Corticosteroids are effective in reducing abdominal and joint pain, such as common analgesics. They have not been shown to be effective in preventing digestive complications but are generally used in severe cases with strict medical and surgical supervision. The authors agree that they are ineffective on cutaneous disease. To prevent kidney complications, the results of studies using steroids alone are contradictory. Two studies show their beneficial effect, while the others do not find any effect of the treatment.

As for the curative treatment, here also the studies are of difficult interpretation since the most often retrospective and that the treated patients generally present the most severe form. Steroids used intravenously appear to be effective in children.

Immunosuppressive treatments:

More aggressive treatments, involving steroids and cyclophosphamide or azathioprine, appear to be more effective, but here too the results of these studies are difficult to interpret since they include only a few patients and are retrospective or without a control group. In practice, immunosuppressive treatments are used in severe forms with rapidly progressive renal failure.

Plasma exchanges, either alone or in combination with steroids and / or immunosuppressants, have been proposed in the most severe forms, as well as intravenous Ig.

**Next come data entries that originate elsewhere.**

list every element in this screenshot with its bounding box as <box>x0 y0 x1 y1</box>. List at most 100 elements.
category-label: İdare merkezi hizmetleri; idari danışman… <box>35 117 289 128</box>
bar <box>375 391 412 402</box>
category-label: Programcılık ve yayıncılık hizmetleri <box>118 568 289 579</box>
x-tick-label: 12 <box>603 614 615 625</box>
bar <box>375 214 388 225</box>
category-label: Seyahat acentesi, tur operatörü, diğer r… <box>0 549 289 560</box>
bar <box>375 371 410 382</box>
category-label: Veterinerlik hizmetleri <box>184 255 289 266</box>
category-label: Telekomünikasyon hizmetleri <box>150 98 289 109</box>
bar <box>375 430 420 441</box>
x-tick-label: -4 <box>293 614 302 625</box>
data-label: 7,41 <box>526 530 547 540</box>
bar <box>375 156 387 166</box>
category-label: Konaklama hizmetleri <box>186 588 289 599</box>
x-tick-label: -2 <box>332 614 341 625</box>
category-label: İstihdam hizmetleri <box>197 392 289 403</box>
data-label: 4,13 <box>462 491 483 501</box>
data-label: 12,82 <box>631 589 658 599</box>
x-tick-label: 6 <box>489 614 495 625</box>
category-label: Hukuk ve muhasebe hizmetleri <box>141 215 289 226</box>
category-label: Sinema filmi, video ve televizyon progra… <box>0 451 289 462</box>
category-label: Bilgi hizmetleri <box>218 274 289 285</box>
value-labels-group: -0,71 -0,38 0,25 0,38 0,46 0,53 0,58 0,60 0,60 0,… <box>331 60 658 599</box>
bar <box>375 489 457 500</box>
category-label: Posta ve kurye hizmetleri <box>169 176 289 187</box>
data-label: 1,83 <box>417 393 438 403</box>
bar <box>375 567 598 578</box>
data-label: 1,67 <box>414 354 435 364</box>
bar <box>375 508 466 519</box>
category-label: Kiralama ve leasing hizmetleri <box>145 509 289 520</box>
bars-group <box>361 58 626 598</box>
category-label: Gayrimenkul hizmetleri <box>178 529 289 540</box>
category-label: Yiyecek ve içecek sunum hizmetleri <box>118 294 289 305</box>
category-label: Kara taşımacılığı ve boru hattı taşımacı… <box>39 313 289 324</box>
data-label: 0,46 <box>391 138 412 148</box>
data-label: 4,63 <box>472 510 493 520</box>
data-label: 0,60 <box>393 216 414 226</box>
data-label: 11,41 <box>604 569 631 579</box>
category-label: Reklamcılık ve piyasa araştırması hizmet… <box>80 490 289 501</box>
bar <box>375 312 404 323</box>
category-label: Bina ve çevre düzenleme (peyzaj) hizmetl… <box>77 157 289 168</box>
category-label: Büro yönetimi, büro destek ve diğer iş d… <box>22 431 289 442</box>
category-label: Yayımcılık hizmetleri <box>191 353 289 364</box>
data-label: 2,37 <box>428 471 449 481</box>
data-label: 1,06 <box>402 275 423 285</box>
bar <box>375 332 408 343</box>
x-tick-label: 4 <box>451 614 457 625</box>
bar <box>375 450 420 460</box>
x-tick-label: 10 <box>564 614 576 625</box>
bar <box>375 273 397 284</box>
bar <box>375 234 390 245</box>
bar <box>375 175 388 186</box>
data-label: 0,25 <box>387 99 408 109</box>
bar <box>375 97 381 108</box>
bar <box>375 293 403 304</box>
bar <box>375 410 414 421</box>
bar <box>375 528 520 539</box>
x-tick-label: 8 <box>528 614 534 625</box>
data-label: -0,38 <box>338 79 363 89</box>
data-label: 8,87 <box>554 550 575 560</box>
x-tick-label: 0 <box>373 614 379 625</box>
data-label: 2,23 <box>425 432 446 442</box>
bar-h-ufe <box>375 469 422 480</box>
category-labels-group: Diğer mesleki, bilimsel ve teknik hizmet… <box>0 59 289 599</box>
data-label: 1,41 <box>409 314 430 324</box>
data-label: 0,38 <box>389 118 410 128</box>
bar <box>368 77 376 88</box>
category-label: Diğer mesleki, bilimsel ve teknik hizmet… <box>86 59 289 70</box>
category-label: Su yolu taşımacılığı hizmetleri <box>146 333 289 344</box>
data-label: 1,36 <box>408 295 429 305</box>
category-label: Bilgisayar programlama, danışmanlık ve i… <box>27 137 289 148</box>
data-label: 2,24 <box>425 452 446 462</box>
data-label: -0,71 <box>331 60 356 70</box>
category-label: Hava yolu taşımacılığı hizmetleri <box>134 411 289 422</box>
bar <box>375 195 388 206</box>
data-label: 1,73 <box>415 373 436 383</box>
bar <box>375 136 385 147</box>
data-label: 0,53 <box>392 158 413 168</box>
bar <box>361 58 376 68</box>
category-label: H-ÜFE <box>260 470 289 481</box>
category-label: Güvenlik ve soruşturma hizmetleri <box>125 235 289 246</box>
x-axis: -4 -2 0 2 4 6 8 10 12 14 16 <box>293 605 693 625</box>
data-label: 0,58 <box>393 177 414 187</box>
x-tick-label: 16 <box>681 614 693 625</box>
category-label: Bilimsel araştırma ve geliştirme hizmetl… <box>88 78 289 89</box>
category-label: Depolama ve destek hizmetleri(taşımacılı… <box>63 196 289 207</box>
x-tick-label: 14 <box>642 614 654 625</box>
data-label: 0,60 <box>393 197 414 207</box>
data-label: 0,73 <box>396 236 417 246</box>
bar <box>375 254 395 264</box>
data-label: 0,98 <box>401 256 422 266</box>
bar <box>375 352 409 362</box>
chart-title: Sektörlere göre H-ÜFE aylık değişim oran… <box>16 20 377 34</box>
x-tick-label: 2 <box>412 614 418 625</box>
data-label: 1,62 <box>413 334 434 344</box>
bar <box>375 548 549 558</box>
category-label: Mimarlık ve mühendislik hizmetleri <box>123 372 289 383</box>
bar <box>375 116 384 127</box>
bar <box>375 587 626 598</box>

Recurrence on the renal transplant:

Nephropathy of rheumatoid purpura may recur on the renal transplant, especially as the transplant is intrafamily.Generally, recurrence is restricted to the kidney and patients do not show any extrarenal signs. The actuarial risk of recidivism is estimated at 35% and graft loss in relation to recurrence at 11% at 5 years. A short delay between renal transplantation and the first clinical signs of the disease is a risk factor to consider and it is usually recommended to respect 1 year of delay before transplanting the patient. The use of ciclosporin does not appear to reduce the risk of recurrence.